God will exact justice on evil doers without partiality. God pays no attention to the color of his skin, the degrees behind his name, or his net worth. True justice will not come until Christ returns. But every wrong deed will face justice. None of us are innocent, but for believers, Christ received the consequences of our wrong!  All our wrongs were judged in Him on that cross, for which we give thanks. But remember, no one gets away with injustice. And there has been an enormous amount of horrible injustice in this world. Many wicked people seem to have gotten away with their evil deeds. But they won’t. In the meantime, endure obedience unless you can legitimately change your situation. Paul says in 1 Corinthians 7:21, if you can become free, do that.

By mutual obedience

Colossians 4:1,  Masters, grant to your slaves justice and fairness, knowing that you too have a Master in heaven.

Paul doesn’t overlook a word to the masters. He reminded Philemon that his slave Onesimus was now a brother and to treat him kindly. You may be a master, but you also have a Master in heaven!  So treat your employees justly and fairly. Don’t show partiality. Today people in authority need to be reminded to do the right thing. If someone has merited a pay raise or higher position, don’t determine it based on their skin color or gender or even education. If they earned it, give it to them. That’s the way you want God to treat you. Just as employees are to obey their Lord, so is the Christian employer to live in the fear of God. Thank God for every Christian man or woman who invests in a business, hires employees to help them succeed, and treats them with grace and fairness.  

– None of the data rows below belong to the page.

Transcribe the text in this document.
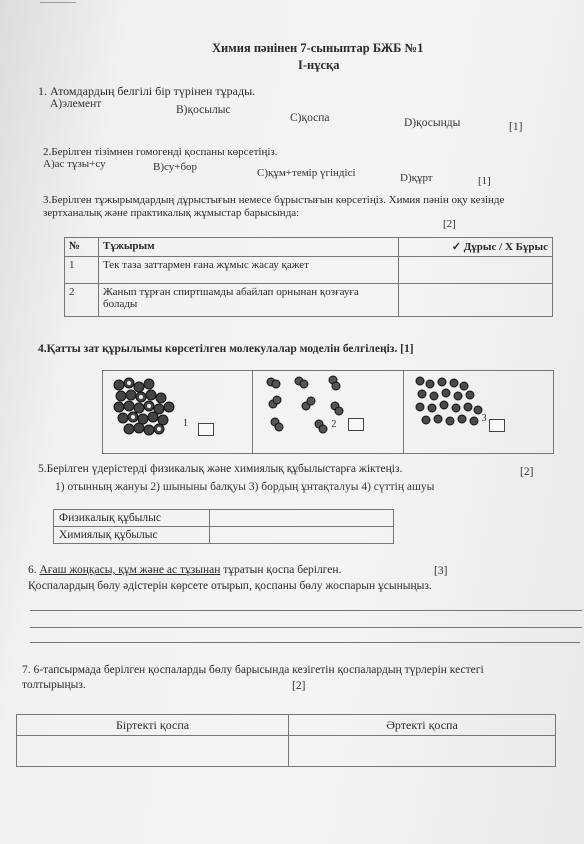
Химия пәнінен 7-сыныптар БЖБ №1
I-нұсқа
1. Атомдардың белгілі бір түрінен тұрады.
А)элемент	В)қосылыс
С)қоспа	D)қосынды	[1]
2.Берілген тізімнен гомогенді қоспаны көрсетіңіз.
А)ас тұзы+су	В)су+бор	С)құм+темір үгіндісі	D)құрт	[1]
3.Берілген тұжырымдардың дұрыстығын немесе бұрыстығын көрсетіңіз. Химия пәнін оқу кезінде
зертханалық және практикалық жұмыстар барысында:
[2]
№	Тұжырым	✓ Дұрыс / X Бұрыс
1	Тек таза заттармен ғана жұмыс жасау қажет	
2	Жанып тұрған спиртшамды абайлап орнынан қозғауға болады	
4.Қатты зат құрылымы көрсетілген молекулалар моделін белгілеңіз. [1]
1	2
3
5.Берілген үдерістерді физикалық және химиялық құбылыстарға жіктеңіз.	[2]
1) отынның жануы 2) шыныны балқуы 3) бордың ұнтақталуы 4) сүттің ашуы
Физикалық құбылыс	
Химиялық құбылыс	
6. Ағаш жоңқасы, құм және ас тұзынан тұратын қоспа берілген.	[3]
Қоспалардың бөлу әдістерін көрсете отырып, қоспаны бөлу жоспарын ұсыныңыз.
7. 6-тапсырмада берілген қоспаларды бөлу барысында кезігетін қоспалардың түрлерін кестегі
толтырыңыз.	[2]
Біртекті қоспа	Әртекті қоспа
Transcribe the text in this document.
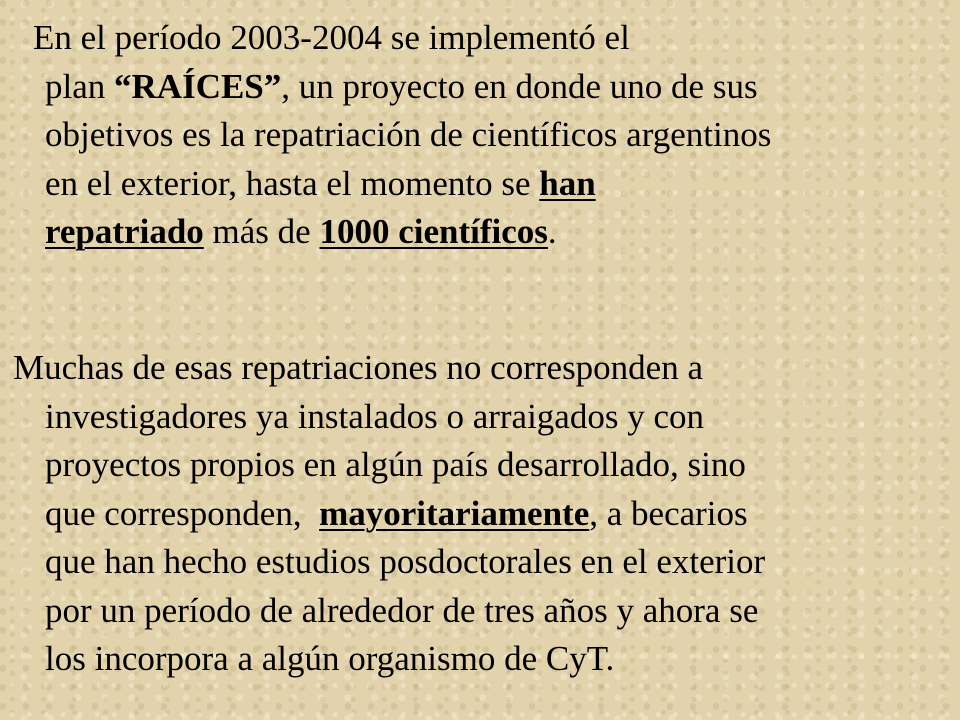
En el período 2003-2004 se implementó el
plan “RAÍCES”, un proyecto en donde uno de sus
objetivos es la repatriación de científicos argentinos
en el exterior, hasta el momento se han
repatriado más de 1000 científicos.
Muchas de esas repatriaciones no corresponden a
investigadores ya instalados o arraigados y con
proyectos propios en algún país desarrollado, sino
que corresponden,  mayoritariamente, a becarios
que han hecho estudios posdoctorales en el exterior
por un período de alrededor de tres años y ahora se
los incorpora a algún organismo de CyT.
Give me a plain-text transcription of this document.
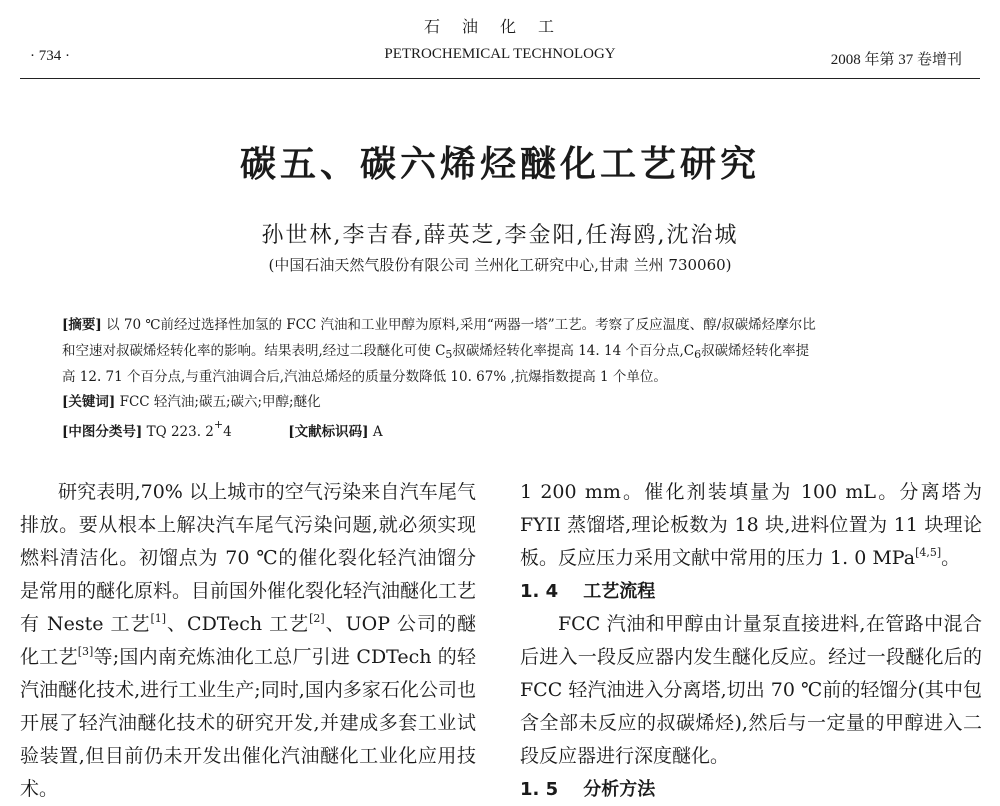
石油化工
PETROCHEMICAL TECHNOLOGY
· 734 ·	2008 年第 37 卷增刊
碳五、碳六烯烃醚化工艺研究
孙世林,李吉春,薛英芝,李金阳,任海鸥,沈治城
(中国石油天然气股份有限公司 兰州化工研究中心,甘肃 兰州 730060)

[摘要] 以 70 ℃前经过选择性加氢的 FCC 汽油和工业甲醇为原料,采用“两器一塔”工艺。考察了反应温度、醇/叔碳烯烃摩尔比

和空速对叔碳烯烃转化率的影响。结果表明,经过二段醚化可使 $C_5$叔碳烯烃转化率提高 14. 14 个百分点$,C_6$叔碳烯烃转化率提

高 12. 71 个百分点,与重汽油调合后,汽油总烯烃的质量分数降低 10. 67% ,抗爆指数提高 1 个单位。

[关键词] FCC 轻汽油;碳五;碳六;甲醇;醚化
[中图分类号] TQ 223. 2+4	[文献标识码] A

研究表明,70% 以上城市的空气污染来自汽车尾气排放。要从根本上解决汽车尾气污染问题,就必须实现燃料清洁化。初馏点为 70 ℃的催化裂化轻汽油馏分是常用的醚化原料。目前国外催化裂化轻汽油醚化工艺有 Neste 工艺[1]、CDTech 工艺[2]、UOP 公司的醚化工艺[3]等;国内南充炼油化工总厂引进 CDTech 的轻汽油醚化技术,进行工业生产;同时,国内多家石化公司也开展了轻汽油醚化技术的研究开发,并建成多套工业试验装置,但目前仍未开发出催化汽油醚化工业化应用技术。

1 200 mm。催化剂装填量为 100 mL。分离塔为FYII 蒸馏塔,理论板数为 18 块,进料位置为 11 块理论板。反应压力采用文献中常用的压力 1. 0 MPa[4,5]。

1. 4    工艺流程

FCC 汽油和甲醇由计量泵直接进料,在管路中混合后进入一段反应器内发生醚化反应。经过一段醚化后的 FCC 轻汽油进入分离塔,切出 70 ℃前的轻馏分(其中包含全部未反应的叔碳烯烃),然后与一定量的甲醇进入二段反应器进行深度醚化。

1. 5    分析方法
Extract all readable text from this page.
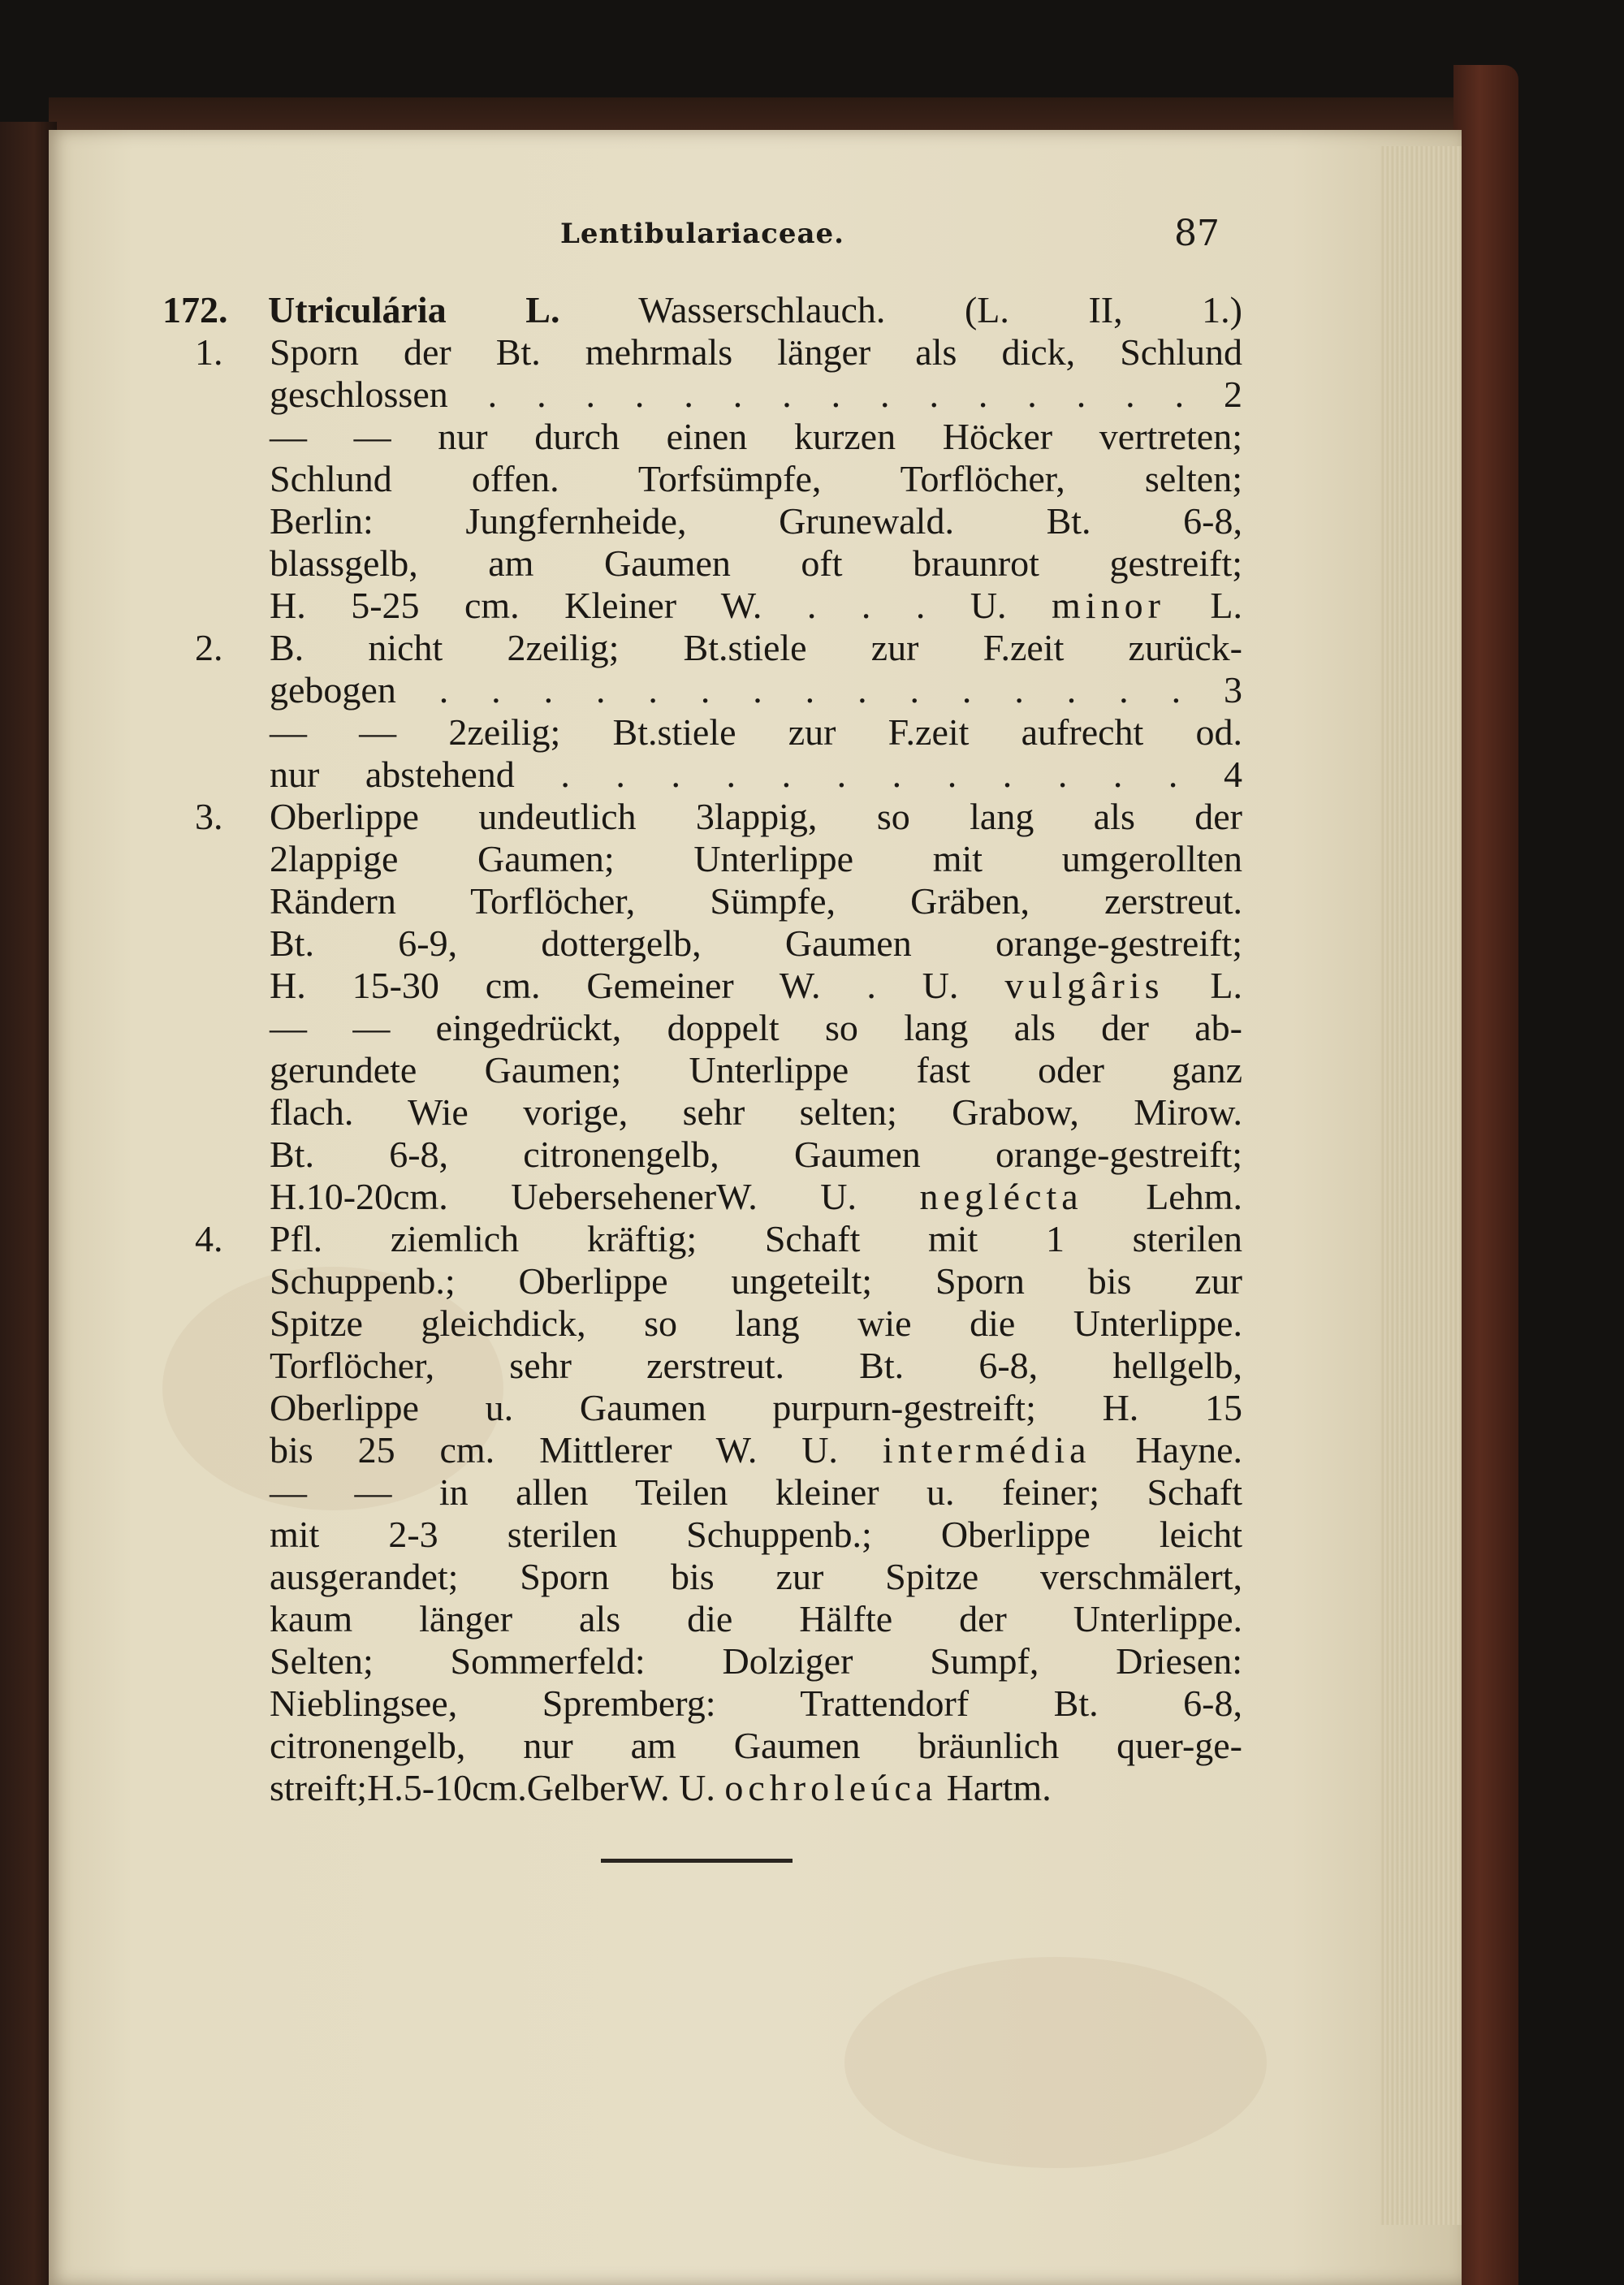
Lentibulariaceae.	87
172. Utriculária L. Wasserschlauch. (L. II, 1.)
1. Sporn der Bt. mehrmals länger als dick, Schlund
geschlossen . . . . . . . . . . . . . . . 2
— — nur durch einen kurzen Höcker vertreten;
Schlund offen. Torfsümpfe, Torflöcher, selten;
Berlin: Jungfernheide, Grunewald. Bt. 6-8,
blassgelb, am Gaumen oft braunrot gestreift;
H. 5-25 cm. Kleiner W. . . . U. minor L.
2. B. nicht 2zeilig; Bt.stiele zur F.zeit zurück-
gebogen . . . . . . . . . . . . . . . 3
— — 2zeilig; Bt.stiele zur F.zeit aufrecht od.
nur abstehend . . . . . . . . . . . . 4
3. Oberlippe undeutlich 3lappig, so lang als der
2lappige Gaumen; Unterlippe mit umgerollten
Rändern Torflöcher, Sümpfe, Gräben, zerstreut.
Bt. 6-9, dottergelb, Gaumen orange-gestreift;
H. 15-30 cm. Gemeiner W. . U. vulgâris L.
— — eingedrückt, doppelt so lang als der ab-
gerundete Gaumen; Unterlippe fast oder ganz
flach. Wie vorige, sehr selten; Grabow, Mirow.
Bt. 6-8, citronengelb, Gaumen orange-gestreift;
H.10-20cm. UebersehenerW. U. neglécta Lehm.
4. Pfl. ziemlich kräftig; Schaft mit 1 sterilen
Schuppenb.; Oberlippe ungeteilt; Sporn bis zur
Spitze gleichdick, so lang wie die Unterlippe.
Torflöcher, sehr zerstreut. Bt. 6-8, hellgelb,
Oberlippe u. Gaumen purpurn-gestreift; H. 15
bis 25 cm. Mittlerer W. U. intermédia Hayne.
— — in allen Teilen kleiner u. feiner; Schaft
mit 2-3 sterilen Schuppenb.; Oberlippe leicht
ausgerandet; Sporn bis zur Spitze verschmälert,
kaum länger als die Hälfte der Unterlippe.
Selten; Sommerfeld: Dolziger Sumpf, Driesen:
Nieblingsee, Spremberg: Trattendorf Bt. 6-8,
citronengelb, nur am Gaumen bräunlich quer-ge-
streift;H.5-10cm.GelberW. U. ochroleúca Hartm.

Too many Christians fail to practice the supremacy of Christ in their daily work, as if somehow going to work isn’t as important to God as going to church or teaching a Bible study. Jesus Christ went up Calvary’s hill and died to change you as one of His people into a God-honoring worker. He died for your sins and reconciled you to God so that you could glorify God in your daily duties, whatever you do. Will you go to work tomorrow morning aware that you are serving Christ? You are going to do a sacred work. Go serve your King!